The film’s dexterity extends to its scenarios, if not always the filmmaking. One inspired scene involves Hawkins, in character as the jester Giacomo but with his memory of the day’s intrigues recently wiped, getting accosted by three unrelated conspirators. They each issue brief instructions that make no sense to him. Were he in possession of all his faculties, he’d understand that the plots contradict each other. This sequence is conveyed in three separate shots. In the first, after the king’s retinue exits the frame, leaving Hawkins alone in a medium shot, a man appears from the right to hand him a basket. Then Ravenhurst approaches from behind, but before he speaks, the film cuts to a tighter shot of the two men. Ravenhurst is then followed by Princess Gwendolyn (Angela Lansbury). The sequence is capped by a close-up of the contents of the basket. It’s one shot too many, utilizing a better take, perhaps, but interrupting the flow of a moment that depends on unity of time and place for its effect. The narrative design is successful, with three strands that ultimately manage to untangle themselves while Hawkins looks on helplessly, but the visual storytelling is merely functional. The film’s visual appeal is mostly limited to the sumptuous costumes by Edith Head and Yvonne Wood, not to mention the people wearing them.
The dominant figure is the bundle of energy named Danny Kaye, leaping, sliding, and generally running for his life. He excels at the various impersonations thrown his way, from old codger to Don Juan to gallant knight. The film’s embrace of absurdity is never more apparent than the scenes in which Hawkins is under a witch’s spell. The trances can be switched on and off by the snap of a finger, so what else should happen but that people around Hawkins who’ve never been seen to snap their fingers before suddenly can’t stop? Kaye manages the quicksilver transformations with apparent ease. Although he steals the show, the rest of the cast brings varied comic approaches that work equally well. Glynis Johns does wonderful deadpan work as the heroine who’s tougher than Hawkins. Perhaps the most underappreciated performance belongs to Herbert Rudley as the captain of the guard, making disgruntled shouting about as funny as it can get.
Genial silliness might not always age well, but The Court Jester is so affable that it’s never worn out its welcome with me. The “pellet with the poison” scene is so familiar that, presented with an identical situation, I have no doubt that I’d remember the mnemonic device (which isn’t exactly the same thing as picking the right cup, of course).

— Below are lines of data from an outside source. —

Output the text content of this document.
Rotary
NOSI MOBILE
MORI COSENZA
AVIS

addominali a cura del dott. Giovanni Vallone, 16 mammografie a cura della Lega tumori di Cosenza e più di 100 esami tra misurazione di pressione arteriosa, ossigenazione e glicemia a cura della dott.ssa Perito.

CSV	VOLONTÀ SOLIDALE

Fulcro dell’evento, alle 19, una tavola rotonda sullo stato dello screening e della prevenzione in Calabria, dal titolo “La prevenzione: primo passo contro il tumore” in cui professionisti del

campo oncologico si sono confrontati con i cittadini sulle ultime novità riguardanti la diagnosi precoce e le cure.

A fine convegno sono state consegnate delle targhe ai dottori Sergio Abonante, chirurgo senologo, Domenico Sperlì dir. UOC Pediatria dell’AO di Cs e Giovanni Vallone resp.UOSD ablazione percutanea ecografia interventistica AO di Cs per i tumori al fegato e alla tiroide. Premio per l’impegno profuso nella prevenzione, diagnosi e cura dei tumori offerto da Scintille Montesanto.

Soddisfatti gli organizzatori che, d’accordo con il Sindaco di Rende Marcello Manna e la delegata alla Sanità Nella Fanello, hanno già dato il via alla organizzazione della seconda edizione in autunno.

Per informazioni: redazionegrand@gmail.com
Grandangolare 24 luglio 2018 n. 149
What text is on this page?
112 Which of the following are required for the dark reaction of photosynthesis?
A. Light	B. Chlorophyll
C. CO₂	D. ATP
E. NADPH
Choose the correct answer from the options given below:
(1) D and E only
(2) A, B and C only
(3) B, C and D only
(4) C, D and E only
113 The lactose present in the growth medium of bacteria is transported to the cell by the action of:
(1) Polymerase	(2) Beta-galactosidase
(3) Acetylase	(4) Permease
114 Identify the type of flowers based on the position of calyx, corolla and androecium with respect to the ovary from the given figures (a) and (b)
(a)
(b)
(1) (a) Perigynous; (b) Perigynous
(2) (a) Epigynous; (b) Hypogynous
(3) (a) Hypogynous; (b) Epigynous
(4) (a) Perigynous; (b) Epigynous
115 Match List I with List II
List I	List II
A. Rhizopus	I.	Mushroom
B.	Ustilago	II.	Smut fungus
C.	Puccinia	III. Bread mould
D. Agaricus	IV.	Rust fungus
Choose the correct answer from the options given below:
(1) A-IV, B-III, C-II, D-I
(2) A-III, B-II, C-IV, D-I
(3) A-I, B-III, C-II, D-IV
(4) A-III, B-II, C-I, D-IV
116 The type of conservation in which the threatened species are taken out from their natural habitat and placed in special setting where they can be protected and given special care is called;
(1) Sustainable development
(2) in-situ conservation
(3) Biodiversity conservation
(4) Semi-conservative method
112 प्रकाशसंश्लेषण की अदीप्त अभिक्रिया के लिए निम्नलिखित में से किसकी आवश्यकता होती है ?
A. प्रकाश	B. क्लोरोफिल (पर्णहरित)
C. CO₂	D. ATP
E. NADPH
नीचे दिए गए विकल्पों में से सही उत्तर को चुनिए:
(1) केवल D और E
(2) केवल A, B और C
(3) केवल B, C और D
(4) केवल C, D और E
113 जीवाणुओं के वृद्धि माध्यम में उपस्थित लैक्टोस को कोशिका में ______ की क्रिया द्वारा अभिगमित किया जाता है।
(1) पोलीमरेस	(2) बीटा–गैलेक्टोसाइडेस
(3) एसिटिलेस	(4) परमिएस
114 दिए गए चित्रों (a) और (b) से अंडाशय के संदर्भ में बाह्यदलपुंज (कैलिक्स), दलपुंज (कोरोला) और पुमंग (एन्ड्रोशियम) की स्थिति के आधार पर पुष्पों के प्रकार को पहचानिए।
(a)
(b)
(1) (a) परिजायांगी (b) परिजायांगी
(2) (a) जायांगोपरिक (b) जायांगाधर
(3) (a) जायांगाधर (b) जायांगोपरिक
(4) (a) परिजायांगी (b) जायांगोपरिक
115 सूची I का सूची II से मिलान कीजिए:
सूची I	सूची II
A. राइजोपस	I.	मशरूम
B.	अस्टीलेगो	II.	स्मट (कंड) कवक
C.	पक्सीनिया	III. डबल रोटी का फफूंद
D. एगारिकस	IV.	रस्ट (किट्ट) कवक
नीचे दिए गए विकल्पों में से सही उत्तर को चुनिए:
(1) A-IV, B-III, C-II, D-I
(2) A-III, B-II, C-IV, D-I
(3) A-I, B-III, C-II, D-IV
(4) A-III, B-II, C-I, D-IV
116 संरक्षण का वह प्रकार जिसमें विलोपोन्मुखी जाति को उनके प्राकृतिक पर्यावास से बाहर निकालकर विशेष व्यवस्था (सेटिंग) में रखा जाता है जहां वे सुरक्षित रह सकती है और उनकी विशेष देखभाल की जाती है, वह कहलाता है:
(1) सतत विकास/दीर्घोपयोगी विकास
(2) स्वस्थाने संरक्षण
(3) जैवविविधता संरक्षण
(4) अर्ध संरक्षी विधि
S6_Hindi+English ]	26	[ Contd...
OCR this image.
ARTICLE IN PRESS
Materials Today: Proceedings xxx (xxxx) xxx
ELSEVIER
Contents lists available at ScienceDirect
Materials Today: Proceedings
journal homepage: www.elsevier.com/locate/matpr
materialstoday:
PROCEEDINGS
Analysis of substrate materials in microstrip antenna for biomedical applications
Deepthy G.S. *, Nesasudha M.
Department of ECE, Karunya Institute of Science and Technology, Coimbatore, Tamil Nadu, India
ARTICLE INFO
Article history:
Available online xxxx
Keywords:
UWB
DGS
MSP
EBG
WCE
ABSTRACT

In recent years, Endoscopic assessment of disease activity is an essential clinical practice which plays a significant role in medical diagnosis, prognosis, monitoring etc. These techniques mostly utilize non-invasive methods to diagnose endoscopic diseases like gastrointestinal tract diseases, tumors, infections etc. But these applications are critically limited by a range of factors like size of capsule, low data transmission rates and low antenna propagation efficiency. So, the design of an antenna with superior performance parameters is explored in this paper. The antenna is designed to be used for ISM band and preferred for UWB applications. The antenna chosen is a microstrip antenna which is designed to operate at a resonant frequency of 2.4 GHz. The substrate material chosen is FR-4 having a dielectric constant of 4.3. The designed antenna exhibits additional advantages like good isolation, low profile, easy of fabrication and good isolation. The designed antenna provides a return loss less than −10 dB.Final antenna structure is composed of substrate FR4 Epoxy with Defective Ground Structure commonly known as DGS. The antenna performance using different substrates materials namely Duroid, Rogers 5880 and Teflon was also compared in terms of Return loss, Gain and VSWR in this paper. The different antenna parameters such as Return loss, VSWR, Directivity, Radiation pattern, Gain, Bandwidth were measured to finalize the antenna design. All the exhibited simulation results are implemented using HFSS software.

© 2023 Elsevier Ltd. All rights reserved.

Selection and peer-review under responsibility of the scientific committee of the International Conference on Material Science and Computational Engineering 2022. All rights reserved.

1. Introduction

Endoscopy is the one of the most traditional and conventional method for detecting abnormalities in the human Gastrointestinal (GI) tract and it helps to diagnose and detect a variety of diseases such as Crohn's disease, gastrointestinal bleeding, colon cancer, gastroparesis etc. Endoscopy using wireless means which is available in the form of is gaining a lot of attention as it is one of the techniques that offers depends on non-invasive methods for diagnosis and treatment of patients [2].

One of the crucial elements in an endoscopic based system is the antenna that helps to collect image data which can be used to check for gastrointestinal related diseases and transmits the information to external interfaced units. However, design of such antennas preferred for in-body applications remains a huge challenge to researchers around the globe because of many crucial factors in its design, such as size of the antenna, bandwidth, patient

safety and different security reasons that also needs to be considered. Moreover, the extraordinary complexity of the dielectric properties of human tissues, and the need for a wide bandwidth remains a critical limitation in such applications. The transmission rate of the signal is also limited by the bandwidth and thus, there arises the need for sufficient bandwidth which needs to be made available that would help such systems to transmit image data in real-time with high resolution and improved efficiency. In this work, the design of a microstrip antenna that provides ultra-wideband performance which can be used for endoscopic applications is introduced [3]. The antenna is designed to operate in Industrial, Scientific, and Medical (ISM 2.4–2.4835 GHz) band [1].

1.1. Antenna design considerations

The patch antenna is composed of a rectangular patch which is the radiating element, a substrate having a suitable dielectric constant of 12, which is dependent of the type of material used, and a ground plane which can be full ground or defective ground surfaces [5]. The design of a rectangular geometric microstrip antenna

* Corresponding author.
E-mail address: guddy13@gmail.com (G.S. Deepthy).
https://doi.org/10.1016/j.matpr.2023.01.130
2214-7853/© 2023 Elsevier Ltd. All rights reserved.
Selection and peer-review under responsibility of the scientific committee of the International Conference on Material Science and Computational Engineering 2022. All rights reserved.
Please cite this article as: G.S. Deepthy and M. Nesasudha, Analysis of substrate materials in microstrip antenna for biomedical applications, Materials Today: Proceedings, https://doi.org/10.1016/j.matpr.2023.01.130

Presented with a situation that calls for physical stamina, though, I can see myself flailing with the same unmitigated terror Kaye shows as the stone walls close in on him and Ravenhurst’s sword nears its mark. Finding commonality with a protagonist isn’t reason enough to praise a film. Identification with the figures on screen is the beginning of cinephilia, not the end. Still, the storytelling foundation of this film is solid and enduring. As Kaye sings in the opening credits, “what starts like a scary tale ends like a fairy tale.” What, verily, could better be?